US 12,265,896 B2
Systems and methods for detecting prejudice bias in machine-learning models
Jonathan Blake Brannon, Smyrna, GA (US); Ashok Kallarakuzhi, Atlanta, GA (US); Evan Bates, Atlanta, GA (US); Saravanan Pitchaimani, Atlanta, GA (US); and Vivek Srivastava, Atlanta, GA (US)
Assigned to OneTrust, LLC, Atlanta, GA (US)
Filed by OneTrust, LLC, Atlanta, GA (US)
Filed on Oct. 5, 2021, as Appl. No. 17/494,220.
Claims priority of provisional application 63/087,443, filed on Oct. 5, 2020.
Prior Publication US 2022/0108222 A1, Apr. 7, 2022
Int. Cl.
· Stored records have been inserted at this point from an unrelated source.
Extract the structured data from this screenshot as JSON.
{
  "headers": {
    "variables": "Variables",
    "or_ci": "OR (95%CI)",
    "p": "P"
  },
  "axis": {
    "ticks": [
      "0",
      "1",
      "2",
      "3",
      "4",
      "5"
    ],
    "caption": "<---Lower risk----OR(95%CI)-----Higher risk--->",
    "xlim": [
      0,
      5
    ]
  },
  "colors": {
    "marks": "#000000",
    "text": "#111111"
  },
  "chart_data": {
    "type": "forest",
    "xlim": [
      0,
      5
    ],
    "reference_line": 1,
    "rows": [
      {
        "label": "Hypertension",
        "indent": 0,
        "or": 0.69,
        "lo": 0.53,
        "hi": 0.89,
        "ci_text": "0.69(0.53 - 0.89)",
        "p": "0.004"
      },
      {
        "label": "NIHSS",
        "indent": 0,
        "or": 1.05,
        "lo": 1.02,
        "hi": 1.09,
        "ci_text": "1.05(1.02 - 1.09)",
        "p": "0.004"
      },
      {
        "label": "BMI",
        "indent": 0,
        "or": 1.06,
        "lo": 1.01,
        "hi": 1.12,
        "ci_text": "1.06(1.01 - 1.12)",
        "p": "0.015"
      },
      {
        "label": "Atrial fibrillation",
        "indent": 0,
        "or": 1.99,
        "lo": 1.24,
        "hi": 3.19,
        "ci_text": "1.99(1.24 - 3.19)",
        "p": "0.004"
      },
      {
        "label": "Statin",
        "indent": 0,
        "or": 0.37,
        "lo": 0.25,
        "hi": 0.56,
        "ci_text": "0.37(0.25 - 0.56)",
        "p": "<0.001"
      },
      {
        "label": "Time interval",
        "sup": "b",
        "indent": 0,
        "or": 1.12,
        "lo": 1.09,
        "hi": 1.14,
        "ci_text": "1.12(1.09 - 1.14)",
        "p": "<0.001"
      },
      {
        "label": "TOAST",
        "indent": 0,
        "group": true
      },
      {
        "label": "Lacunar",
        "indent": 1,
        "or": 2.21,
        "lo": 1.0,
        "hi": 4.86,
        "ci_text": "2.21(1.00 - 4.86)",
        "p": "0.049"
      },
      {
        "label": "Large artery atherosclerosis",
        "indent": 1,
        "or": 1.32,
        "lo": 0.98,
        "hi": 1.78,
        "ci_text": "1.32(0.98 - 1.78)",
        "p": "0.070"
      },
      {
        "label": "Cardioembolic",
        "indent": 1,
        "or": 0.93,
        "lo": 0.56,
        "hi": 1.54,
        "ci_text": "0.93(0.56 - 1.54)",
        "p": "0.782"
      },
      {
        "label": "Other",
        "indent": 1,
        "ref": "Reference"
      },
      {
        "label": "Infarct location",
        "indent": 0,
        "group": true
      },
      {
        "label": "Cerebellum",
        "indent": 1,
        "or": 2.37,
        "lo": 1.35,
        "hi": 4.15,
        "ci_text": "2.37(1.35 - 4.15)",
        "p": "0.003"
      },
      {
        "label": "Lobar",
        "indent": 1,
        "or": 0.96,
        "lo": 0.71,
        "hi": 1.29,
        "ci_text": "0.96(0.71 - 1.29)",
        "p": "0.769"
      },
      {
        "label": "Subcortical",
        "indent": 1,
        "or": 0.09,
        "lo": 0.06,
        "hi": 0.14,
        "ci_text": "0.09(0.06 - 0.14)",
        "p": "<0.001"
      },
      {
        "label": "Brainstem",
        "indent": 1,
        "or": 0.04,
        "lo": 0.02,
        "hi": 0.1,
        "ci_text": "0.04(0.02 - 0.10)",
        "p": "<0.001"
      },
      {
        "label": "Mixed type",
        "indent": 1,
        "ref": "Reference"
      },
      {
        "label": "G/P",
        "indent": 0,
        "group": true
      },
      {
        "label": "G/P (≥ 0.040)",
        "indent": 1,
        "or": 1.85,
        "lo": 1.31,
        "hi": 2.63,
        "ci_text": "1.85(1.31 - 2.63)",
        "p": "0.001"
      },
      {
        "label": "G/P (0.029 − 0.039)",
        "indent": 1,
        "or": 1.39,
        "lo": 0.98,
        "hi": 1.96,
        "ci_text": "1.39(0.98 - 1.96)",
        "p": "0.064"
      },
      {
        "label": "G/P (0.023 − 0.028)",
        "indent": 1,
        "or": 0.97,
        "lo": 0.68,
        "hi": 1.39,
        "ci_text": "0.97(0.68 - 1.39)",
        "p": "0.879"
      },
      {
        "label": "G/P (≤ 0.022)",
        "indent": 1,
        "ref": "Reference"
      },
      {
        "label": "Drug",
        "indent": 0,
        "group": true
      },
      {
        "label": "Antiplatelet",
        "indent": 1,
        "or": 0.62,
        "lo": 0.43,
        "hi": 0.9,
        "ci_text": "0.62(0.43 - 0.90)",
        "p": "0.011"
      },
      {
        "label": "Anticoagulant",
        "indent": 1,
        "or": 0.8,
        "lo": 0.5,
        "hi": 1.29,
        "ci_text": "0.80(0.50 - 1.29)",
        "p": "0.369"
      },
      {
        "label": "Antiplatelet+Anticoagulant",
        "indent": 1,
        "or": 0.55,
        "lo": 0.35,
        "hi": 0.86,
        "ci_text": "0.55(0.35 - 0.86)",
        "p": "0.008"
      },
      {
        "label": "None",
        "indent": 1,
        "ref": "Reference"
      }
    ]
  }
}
G06N 20/00 (2019.01)
CPC G06N 20/00 (2019.01) 20 Claims
OG exemplary drawing
 
1. A method comprising:
generating a plurality of outputs by processing a known data set using a machine-learning model, wherein the known data set comprises a plurality of data instances associated with a plurality of sub-categories for each bias category in a plurality of bias categories in proportions to represent each sub-category of the plurality of sub-categories for each bias category in the plurality of bias categories;
generating a plurality of result instances comprising combinations of the plurality of data instances and the plurality of outputs, wherein a result instance of the plurality of result instances comprises a combination of a data instance of the plurality of data instances and a corresponding output of the plurality of outputs generated for the data instance utilizing the machine-learning model;
providing the result instance comprising the combination of the data instance and the corresponding output of the machine-learning model to a classification model;
generating, by computing hardware utilizing the classification model to process the result instance, a prediction of applicability for each sub-category of the plurality of sub-categories for each bias category of the plurality of bias categories for the combination of the data instance and the corresponding output of the machine-learning model in the result instance, wherein:
(a) the classification model comprises an ensemble comprising a multi-label classifier for each bias category of the plurality of bias categories, wherein the plurality of bias categories comprises one or more of religion, sexual orientation, age, ethnicity, gender, location, or political opinions, and
(b) each multi-label classifier is configured to generate the prediction of applicability by generating a probability that each sub-category of the plurality of sub-categories for a corresponding bias category of the plurality of bias categories applies to the combination of the data instance and the corresponding output of the machine-learning model;
determining, by the computing hardware and according to a plurality of predictions generated using the classification model for the plurality of sub-categories of the plurality of bias categories, that a particular sub-category of the plurality of sub-categories for a particular bias category of the plurality of bias categories is applicable to a proportion of the plurality of result instances, wherein a prediction value of the prediction of applicability for the particular sub-category for each applicable result instance found in the proportion of the plurality of result instances is at least a threshold prediction value;
comparing the proportion of the plurality of result instances in the particular sub-category of the particular bias category to a threshold percentage of a data set representing the particular bias category;
determining, by the computing hardware, that the machine-learning model has a prejudice bias with respect to the particular bias category in response to determining that the proportion of the plurality of result instances in the particular sub-category satisfies the threshold percentage of the data set representing the particular bias category; and
causing, by the computing hardware, a computing system to:
generate a modified data set by adding data instances for one or more of the plurality of bias categories based on the prejudice bias to the known data set; and
re-train the machine-learning model using the modified data set to operate in a less biased manner for an artificial intelligence application.